Brian ran back inside to call 911. Linda got down next to me on the porch, talking in a soothing voice and stroking my arm. Blood streamed from my mouth and I couldn’t move. I could see Linda touching me, but I couldn’t feel her hand.

It seemed forever until the ambulance arrived. By the time we got to the hospital I was barely conscious. I was whisked into the emergency room, where a doctor said, “Mr. Jackson, we need to perform an emergency tracheotomy to save your life. Do we have your permission to proceed?” I nodded, and he began to make an incision in my throat. It was at that point that I passed out.

I didn’t know where I was at first, or why I was there, but when I came to I was in the ICU with all sorts of tubes and machines attached to me. The pain was so intense and so constant that I could barely sleep. And I was given so many drugs to kill the pain that I began having delusions: I thought everyone, including the doctors and my family, was conspiring to kill me.

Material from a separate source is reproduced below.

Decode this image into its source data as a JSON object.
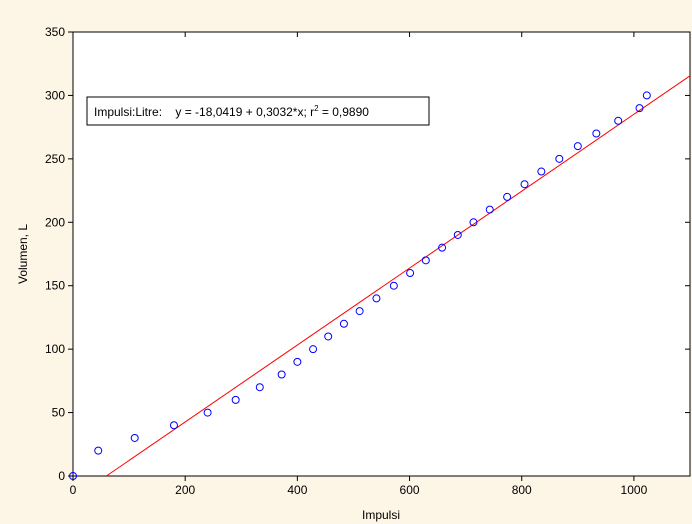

It didn’t help when Linda reported what the doctors had told her: The bullet had caused massive damage to my throat, then lodged in my spinal cord. The attending physician warned that even if I survived the surgeries necessary to repair the damage to my spine, I might never be able to speak again, would need a respirator to breathe, and would live the rest of my life as a quadriplegic. “You’re strong,” Linda encouraged. “You can get through this.” But the news was still so hard to hear. Why, God? I wondered. Everything was going so well.

It was a long three weeks in the ICU, where I underwent the first of many surgeries. As I began my recovery, the pain lessened, so I didn’t need such heavy doses of drugs. Linda stuck with me, assuring me that things would get better. “You’ve come this far, Arnie,” she’d say. “Keep fighting.” My mind began to clear, and I no longer had irrational thoughts about people plotting against me. But now all I could think about was how hopeless things were.

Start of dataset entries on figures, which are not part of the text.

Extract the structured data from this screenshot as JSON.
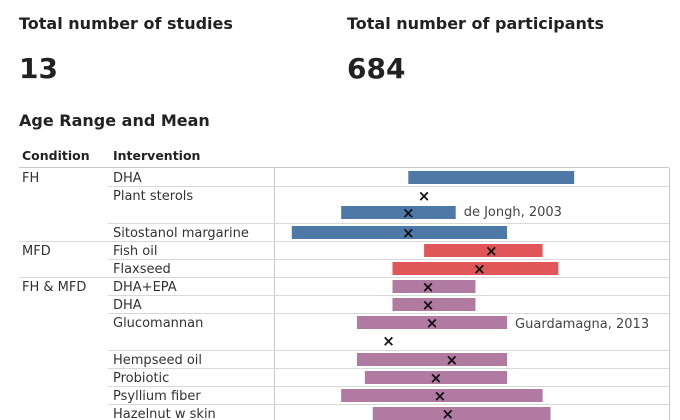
{
  "kpis": {
    "studies_label": "Total number of studies",
    "studies_value": "13",
    "participants_label": "Total number of participants",
    "participants_value": "684"
  },
  "section_title": "Age Range and Mean",
  "chart_data": {
    "type": "range",
    "columns": [
      "Condition",
      "Intervention"
    ],
    "xlim": [
      0,
      1
    ],
    "colors": {
      "FH": "#4e79a7",
      "MFD": "#e15759",
      "FH & MFD": "#b07aa1"
    },
    "rows": [
      {
        "condition": "FH",
        "intervention": "DHA",
        "bars": [
          {
            "min": 0.34,
            "max": 0.76
          }
        ],
        "marks": [],
        "annotation": ""
      },
      {
        "condition": "",
        "intervention": "Plant sterols",
        "bars": [
          {
            "min": 0.17,
            "max": 0.46
          }
        ],
        "marks": [
          0.38,
          0.34
        ],
        "annotation": "de Jongh, 2003"
      },
      {
        "condition": "",
        "intervention": "Sitostanol margarine",
        "bars": [
          {
            "min": 0.045,
            "max": 0.59
          }
        ],
        "marks": [
          0.34
        ],
        "annotation": ""
      },
      {
        "condition": "MFD",
        "intervention": "Fish oil",
        "bars": [
          {
            "min": 0.38,
            "max": 0.68
          }
        ],
        "marks": [
          0.55
        ],
        "annotation": ""
      },
      {
        "condition": "",
        "intervention": "Flaxseed",
        "bars": [
          {
            "min": 0.3,
            "max": 0.72
          }
        ],
        "marks": [
          0.52
        ],
        "annotation": ""
      },
      {
        "condition": "FH & MFD",
        "intervention": "DHA+EPA",
        "bars": [
          {
            "min": 0.3,
            "max": 0.51
          }
        ],
        "marks": [
          0.39
        ],
        "annotation": ""
      },
      {
        "condition": "",
        "intervention": "DHA",
        "bars": [
          {
            "min": 0.3,
            "max": 0.51
          }
        ],
        "marks": [
          0.39
        ],
        "annotation": ""
      },
      {
        "condition": "",
        "intervention": "Glucomannan",
        "bars": [
          {
            "min": 0.21,
            "max": 0.59
          }
        ],
        "marks": [
          0.4,
          0.29
        ],
        "annotation": "Guardamagna, 2013"
      },
      {
        "condition": "",
        "intervention": "Hempseed oil",
        "bars": [
          {
            "min": 0.21,
            "max": 0.59
          }
        ],
        "marks": [
          0.45
        ],
        "annotation": ""
      },
      {
        "condition": "",
        "intervention": "Probiotic",
        "bars": [
          {
            "min": 0.23,
            "max": 0.59
          }
        ],
        "marks": [
          0.41
        ],
        "annotation": ""
      },
      {
        "condition": "",
        "intervention": "Psyllium fiber",
        "bars": [
          {
            "min": 0.17,
            "max": 0.68
          }
        ],
        "marks": [
          0.42
        ],
        "annotation": ""
      },
      {
        "condition": "",
        "intervention": "Hazelnut w skin",
        "bars": [
          {
            "min": 0.25,
            "max": 0.7
          }
        ],
        "marks": [
          0.44
        ],
        "annotation": ""
      }
    ]
  }
}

I wanted to die. Why has this happened, God? I prayed. Please, take me to be with you. I can’t go on living this way. I’d never felt so helpless and alone. Except for that time on the porch, as I stood outside of my own body and watched in terror as I saw myself about to die.

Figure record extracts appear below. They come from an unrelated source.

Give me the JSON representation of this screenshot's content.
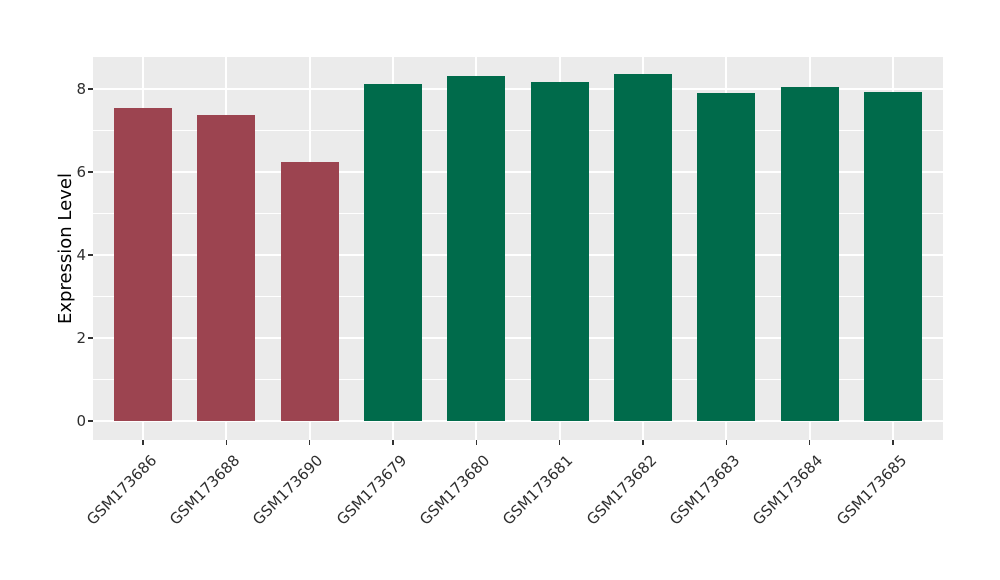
{
  "chart_data": {
    "type": "bar",
    "title": "",
    "xlabel": "",
    "ylabel": "Expression Level",
    "categories": [
      "GSM173686",
      "GSM173688",
      "GSM173690",
      "GSM173679",
      "GSM173680",
      "GSM173681",
      "GSM173682",
      "GSM173683",
      "GSM173684",
      "GSM173685"
    ],
    "values": [
      7.55,
      7.38,
      6.25,
      8.13,
      8.32,
      8.19,
      8.37,
      7.91,
      8.07,
      7.94
    ],
    "bar_colors": [
      "#9C4450",
      "#9C4450",
      "#9C4450",
      "#006B4B",
      "#006B4B",
      "#006B4B",
      "#006B4B",
      "#006B4B",
      "#006B4B",
      "#006B4B"
    ],
    "group_palette": {
      "left_group_red": "#9C4450",
      "right_group_green": "#006B4B"
    },
    "yticks_major": [
      0,
      2,
      4,
      6,
      8
    ],
    "yticks_minor": [
      1,
      3,
      5,
      7
    ],
    "ylim": [
      -0.46,
      8.78
    ],
    "bar_width_fraction": 0.7,
    "x_tick_rotation_deg": 45,
    "grid": true,
    "legend_position": "none",
    "panel_bg": "#EBEBEB",
    "grid_color": "#FFFFFF",
    "tick_mark_color": "#333333",
    "tick_text_color": "#2E2E2E"
  }
}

All of a sudden it came back to me—the sight of that tall woman cradling me to her chest and whispering into my ear. “Don’t worry,” I heard, as if an echo, “everything is going to be all right.” And somehow it was like I was being embraced all over again, this time, though, by the arms of God. Immediately I was filled with a great sense of peace. Just as his messenger on the porch had assured me, God would make sure everything turned out all right. The worst was over.

Eventually I regained the use of my voice, and the ability to breathe without depending on a respirator, despite the doctor’s original prognosis. I’m paralyzed from the shoulders down, but I get around fine in my wheelchair. Three years ago I had to leave my wife and son behind, and move to a nursing home, since I require round-the-clock care.

The peace I felt in the hospital remains with me to this day. I’m in good health, and I lead a productive life. I write every day, using a voice-activated computer, and I’ve been taking courses to earn a degree that will allow me to become a counselor. I want to help others who have been affected by a catastrophic injury or illness. I want to let them know that they too can feel the embrace of God. And that he can make everything turn out all right.